Chicken Bay Nut Mole Negro

Foraged bay nuts give the chocolate-coffee flavor you're looking for in a mole.

Chicken Bay Nut Mole Negro

Most mole recipes leave me feeling overwhelmed and in a too-many-ingredients comatose. This one, although it does take about 2 hours to prepare, it a lot more approachable and some of that time is inactive, which means you can spend it on your other side dishes. Yes, this recipe is likely not as complex as others you may find, but even just with two chiles and some other key ingredients, you can create a delicious and robust mole negro. 

As bay nuts do not contain sugar or cinnamon, I added a little of each. If you don’t have bay nuts, replace them with mexican chocolate (such as Ibarra) and skip the brown sugar and cinnamon.

Also unique to this mole is that instead of the traditional chocolate, I chose to use bay nuts. Bay nuts are a foraged find from the bay laurel tree. The bay nut is a member of the avocado family that, when roasted, becomes akin to a combination of chocolate and coffee - ideal for mole. Recipe serves 6.

  • 2.5 pounds skinless chicken thighs and/or legs

  • ~1-2 teaspoons salt

  • 2 tablespoons grapeseed (or other neutral flavored oil), divided

  • 1.5 cups low sodium chicken broth

  • Juice and zest from 2 blood oranges

  • 2 cinnamon sticks

  • 1 yellow onion, chopped

  • 1/4 cup almonds, chopped

  • 3 large garlic cloves, diced

  • 2 teaspoons cumin seeds

  • 2 teaspoons coriander seeds

  • 1.5 ounces dried pasilla chiles, stemmed, seeded, and torn into strips

  • 0.5 ounces dried negro chiles, stemmed, seeded, torn into strips

  • 3 prunes, chopped

  • 1 teaspoon dried oregano

  • 2 ounces roasted bay nuts, chopped (mexican chocolate can be substituted for bay nuts, brown sugar, and cinnamon)

  • 1 tablespoon brown sugar

  • Chopped fresh cilantro, queso fresco, avocado, and corn tortillas (to serve)

Rub chicken all over with salt. Heat 1 tablespoon oil in large pot (I use my large Le Creuset pot) over medium-high heat. Brown chicken on both sides, about 3 minutes per side. 

Add broth, blood orange juice, and cinnamon sticks then bring to a boil. Reduce heat to medium-low; cover and simmer until chicken is tender and just cooked through, about 25 minutes.

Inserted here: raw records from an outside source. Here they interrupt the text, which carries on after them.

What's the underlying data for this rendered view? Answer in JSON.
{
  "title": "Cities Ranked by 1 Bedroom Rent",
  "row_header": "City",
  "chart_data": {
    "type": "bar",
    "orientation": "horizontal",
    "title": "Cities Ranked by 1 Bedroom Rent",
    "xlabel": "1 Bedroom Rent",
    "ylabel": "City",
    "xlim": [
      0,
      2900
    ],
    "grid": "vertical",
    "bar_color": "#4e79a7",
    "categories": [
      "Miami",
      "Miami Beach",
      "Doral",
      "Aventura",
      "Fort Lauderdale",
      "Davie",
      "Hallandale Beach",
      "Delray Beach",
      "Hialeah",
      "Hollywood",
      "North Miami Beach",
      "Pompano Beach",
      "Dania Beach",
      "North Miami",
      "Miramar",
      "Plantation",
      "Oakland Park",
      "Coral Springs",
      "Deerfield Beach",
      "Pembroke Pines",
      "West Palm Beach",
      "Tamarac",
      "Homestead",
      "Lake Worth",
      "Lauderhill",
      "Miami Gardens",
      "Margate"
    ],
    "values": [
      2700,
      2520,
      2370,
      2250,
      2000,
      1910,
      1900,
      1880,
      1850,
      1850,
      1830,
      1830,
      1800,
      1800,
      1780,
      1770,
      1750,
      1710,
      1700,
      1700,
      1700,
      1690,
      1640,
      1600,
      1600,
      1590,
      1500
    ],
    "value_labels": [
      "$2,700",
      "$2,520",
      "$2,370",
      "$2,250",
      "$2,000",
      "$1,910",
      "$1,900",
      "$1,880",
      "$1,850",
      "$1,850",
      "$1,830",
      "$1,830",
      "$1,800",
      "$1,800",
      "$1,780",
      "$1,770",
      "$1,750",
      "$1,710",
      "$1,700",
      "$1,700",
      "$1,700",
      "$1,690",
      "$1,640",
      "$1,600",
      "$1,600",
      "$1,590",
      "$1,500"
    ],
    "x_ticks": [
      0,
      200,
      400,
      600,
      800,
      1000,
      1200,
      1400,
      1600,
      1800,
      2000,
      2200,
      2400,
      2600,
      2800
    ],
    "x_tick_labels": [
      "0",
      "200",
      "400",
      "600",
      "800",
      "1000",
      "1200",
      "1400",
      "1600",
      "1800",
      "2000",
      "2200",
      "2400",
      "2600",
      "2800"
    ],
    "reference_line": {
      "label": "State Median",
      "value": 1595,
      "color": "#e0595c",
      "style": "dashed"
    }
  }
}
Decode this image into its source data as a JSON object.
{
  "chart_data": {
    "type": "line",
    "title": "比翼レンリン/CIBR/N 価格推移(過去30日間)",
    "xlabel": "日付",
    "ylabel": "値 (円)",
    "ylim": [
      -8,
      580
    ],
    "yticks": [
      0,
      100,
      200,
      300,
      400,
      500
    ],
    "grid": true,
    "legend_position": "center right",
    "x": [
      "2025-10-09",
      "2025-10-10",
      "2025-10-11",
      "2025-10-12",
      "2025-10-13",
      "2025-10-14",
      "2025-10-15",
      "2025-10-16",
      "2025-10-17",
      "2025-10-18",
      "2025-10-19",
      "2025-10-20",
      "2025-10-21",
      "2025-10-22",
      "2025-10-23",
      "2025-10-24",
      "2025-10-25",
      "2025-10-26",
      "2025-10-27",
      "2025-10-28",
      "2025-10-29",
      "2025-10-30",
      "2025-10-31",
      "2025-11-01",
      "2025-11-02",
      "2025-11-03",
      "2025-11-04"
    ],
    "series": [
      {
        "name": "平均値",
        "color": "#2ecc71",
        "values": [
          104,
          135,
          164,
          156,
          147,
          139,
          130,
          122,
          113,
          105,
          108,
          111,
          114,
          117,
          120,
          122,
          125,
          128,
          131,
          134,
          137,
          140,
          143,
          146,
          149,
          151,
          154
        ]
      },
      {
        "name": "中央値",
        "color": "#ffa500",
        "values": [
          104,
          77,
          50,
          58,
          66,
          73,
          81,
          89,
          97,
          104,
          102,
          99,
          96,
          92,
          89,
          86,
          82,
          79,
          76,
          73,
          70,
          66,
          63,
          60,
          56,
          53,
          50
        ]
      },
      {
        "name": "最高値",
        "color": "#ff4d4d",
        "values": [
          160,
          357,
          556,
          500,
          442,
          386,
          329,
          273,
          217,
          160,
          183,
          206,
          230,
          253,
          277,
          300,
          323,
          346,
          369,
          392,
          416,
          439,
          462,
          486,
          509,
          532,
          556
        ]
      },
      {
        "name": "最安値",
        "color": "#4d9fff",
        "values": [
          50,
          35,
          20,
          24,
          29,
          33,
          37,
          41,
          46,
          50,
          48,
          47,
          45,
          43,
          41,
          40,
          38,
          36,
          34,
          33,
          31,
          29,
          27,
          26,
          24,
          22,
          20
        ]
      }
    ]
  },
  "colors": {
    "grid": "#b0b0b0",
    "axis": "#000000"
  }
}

Meanwhile, heat remaining 1 tablespoon oil in large saucepan over medium heat. Add onions and garlic and sauté until softened and beginning to caramelize, about 10-12 minutes, stirring occasionally. Add almonds, cumin, coriander, and chiles. Reduce heat to medium-low and cook while stirring until chiles soften, about 4 minutes.

Using tongs, transfer chicken from pot to large bowl. Pour chicken cooking liquid into saucepan with onion-chile mixture (reserve pot). Add blood orange zest, prunes, oregano, bay nuts, and brown sugar to saucepan. Cover and simmer until chiles are very soft, stirring occasionally, about 30 minutes. Remove cinnamon sticks and discard.

Transfer sauce mixture to food processor or blender and purée until smooth; return to reserved pot. Season sauce to taste with salt. Coarsely shred chicken and return to sauce; stir to coat and re-heat chicken. 

Serve topped with cilantro springs, avocado, corn tortillas, and queso fresco (if desired).

Pair with: Vinegary red cabbage slaw (the vinegar is a great contrast to the dark, rich mole), roasted delicata or butternut squash.